In this example, the dimensions a and b of the cutouts 31 and 32 can be designed by optimizing according to the optical characteristics of the exposure apparatus and the mask pattern.

For example, as parameters for determining the dimensions a and b, the distance l between the two mask patterns 31 and 32, the number of apertures NA of the exposure apparatus, the wavelength λ of light to be exposed, the coherence factor σ of the exposure apparatus (the optical coherence of the exposure apparatus) To indicate)
By assembling the functions f and g as follows and solving them,
A and b can be obtained by computer analysis.

f (l, NA, λ, σ) = g (a, b) By using the photo-exposure mask of this embodiment, a fine groove-shaped resist pattern can be formed stably in a photolithography process. In addition, it is possible to smoothly pass through a portion where light intensity distribution hardly passes through the ordinary method, that is, a portion where light hardly passes through, thereby obtaining a transfer pattern faithful to the mask pattern.

〔The invention's effect〕

As described above, according to the present invention, in the projection pattern formed by the mutually adjacent mask patterns, the light intensity is reduced due to the distortion of the light intensity distribution to the projection pattern between the mutually adjacent mask patterns. Can be prevented from occurring, and therefore transfer / transfer
There is an effect that a projection pattern shape can be obtained.

[Brief description of the drawings]

FIG. 1 is a plan view of an essential part showing an embodiment of a light exposure mask of the present invention. FIG. 2 is a diagram partially showing a light intensity distribution when projected using this example. FIG. 3 is a plan view of a main part of a conventional example. FIG. 4 is a diagram partially showing a light intensity distribution when projected using the conventional example. Fifth
The figure is a schematic diagram showing the problems of the conventional example in that case. 1,2: Mask pattern, 31, 32: Notch.

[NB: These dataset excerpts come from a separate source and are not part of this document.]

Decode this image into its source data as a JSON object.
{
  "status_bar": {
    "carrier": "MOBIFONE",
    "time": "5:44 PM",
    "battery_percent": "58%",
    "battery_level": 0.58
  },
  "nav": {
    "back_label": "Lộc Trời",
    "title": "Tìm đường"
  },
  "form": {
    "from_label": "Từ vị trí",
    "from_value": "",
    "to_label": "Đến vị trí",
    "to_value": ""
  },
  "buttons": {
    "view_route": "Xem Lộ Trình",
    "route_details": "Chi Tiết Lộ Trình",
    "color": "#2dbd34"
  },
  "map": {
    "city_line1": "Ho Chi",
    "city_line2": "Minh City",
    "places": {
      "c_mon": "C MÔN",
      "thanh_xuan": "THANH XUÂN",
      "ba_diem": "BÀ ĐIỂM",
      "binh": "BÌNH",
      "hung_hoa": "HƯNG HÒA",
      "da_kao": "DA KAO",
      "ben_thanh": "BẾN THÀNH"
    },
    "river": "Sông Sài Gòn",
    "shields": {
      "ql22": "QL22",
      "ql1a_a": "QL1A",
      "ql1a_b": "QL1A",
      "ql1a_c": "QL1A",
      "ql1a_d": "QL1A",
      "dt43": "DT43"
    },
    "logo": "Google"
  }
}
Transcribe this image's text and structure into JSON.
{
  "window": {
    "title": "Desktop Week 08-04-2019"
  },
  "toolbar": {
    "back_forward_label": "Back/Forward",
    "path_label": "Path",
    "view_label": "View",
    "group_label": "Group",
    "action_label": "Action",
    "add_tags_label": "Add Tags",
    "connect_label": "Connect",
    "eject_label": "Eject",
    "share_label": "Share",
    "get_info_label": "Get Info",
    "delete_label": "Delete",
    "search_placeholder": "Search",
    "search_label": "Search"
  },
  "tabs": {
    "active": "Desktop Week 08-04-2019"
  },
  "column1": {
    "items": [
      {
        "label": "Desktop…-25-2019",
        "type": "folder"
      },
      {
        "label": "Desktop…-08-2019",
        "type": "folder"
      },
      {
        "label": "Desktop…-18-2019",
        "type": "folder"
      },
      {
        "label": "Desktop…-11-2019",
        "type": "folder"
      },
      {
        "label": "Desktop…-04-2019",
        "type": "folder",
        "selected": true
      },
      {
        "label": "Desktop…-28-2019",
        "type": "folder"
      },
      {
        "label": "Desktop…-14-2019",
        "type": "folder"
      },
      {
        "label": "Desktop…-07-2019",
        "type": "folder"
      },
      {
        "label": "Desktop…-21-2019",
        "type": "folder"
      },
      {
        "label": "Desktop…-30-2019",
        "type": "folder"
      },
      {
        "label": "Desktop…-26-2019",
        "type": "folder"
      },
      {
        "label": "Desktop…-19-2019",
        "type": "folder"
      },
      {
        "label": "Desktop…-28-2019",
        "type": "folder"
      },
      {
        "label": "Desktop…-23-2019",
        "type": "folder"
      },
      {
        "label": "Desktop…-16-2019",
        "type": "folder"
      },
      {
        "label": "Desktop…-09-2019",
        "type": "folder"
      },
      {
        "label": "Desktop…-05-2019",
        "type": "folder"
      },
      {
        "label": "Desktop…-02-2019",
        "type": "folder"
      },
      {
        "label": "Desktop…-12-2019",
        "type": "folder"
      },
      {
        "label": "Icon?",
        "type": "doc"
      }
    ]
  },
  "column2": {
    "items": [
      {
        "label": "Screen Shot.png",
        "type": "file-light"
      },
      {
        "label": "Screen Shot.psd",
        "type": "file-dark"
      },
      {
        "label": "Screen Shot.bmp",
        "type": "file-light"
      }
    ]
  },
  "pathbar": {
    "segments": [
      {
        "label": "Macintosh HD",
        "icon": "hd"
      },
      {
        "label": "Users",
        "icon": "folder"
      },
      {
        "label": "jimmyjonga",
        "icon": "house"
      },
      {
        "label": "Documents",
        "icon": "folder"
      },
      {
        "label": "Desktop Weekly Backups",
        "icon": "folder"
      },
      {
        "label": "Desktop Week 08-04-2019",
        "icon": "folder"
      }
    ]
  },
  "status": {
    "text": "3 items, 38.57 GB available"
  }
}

──────────────────────────────────────────────────続 き Continuation of the front page (56) References JP-A-1-188857 (JP, A) JP-A-63-81351 (JP, A) JP-A-56-123434 (JP, A) 91523 (JP, A) JP-A-2-29747 (JP, A) (58) Fields investigated (Int. Cl. ⁶ , DB name) G03F 1/08 H01L 21/30 502

Claims (3)

(57) [Claims] In a light exposure mask having a mask pattern, at least a part of an adjacent portion of an adjacent pattern portion adjacent to each other has a light intensity on a projection pattern between the adjacent patterns. In order to prevent the occurrence of a reduced portion, a notch is provided by cutting the pattern in the inner direction of the pattern, and the notch has a shape having a corner in the inner direction of the notched pattern. A light exposure mask, characterized in that: 2. The photo-exposure mask according to claim 1, wherein the notch is provided at a corner on both adjacent sides of the adjacent mask pattern. 3. An exposure method using a photo-exposure mask having a mask pattern, wherein at least a part of an adjacent portion of an adjacent pattern portion adjacent to each other has a pattern between the adjacent patterns. In order to prevent the occurrence of a portion where the light intensity is reduced in the projection pattern, a notch is formed by notching the pattern in the inner direction of the pattern, and the notch is formed with a corner in the inner direction of the notched pattern. An exposure method for performing exposure through a light exposure mask having a pattern having a configuration having a shape having the following.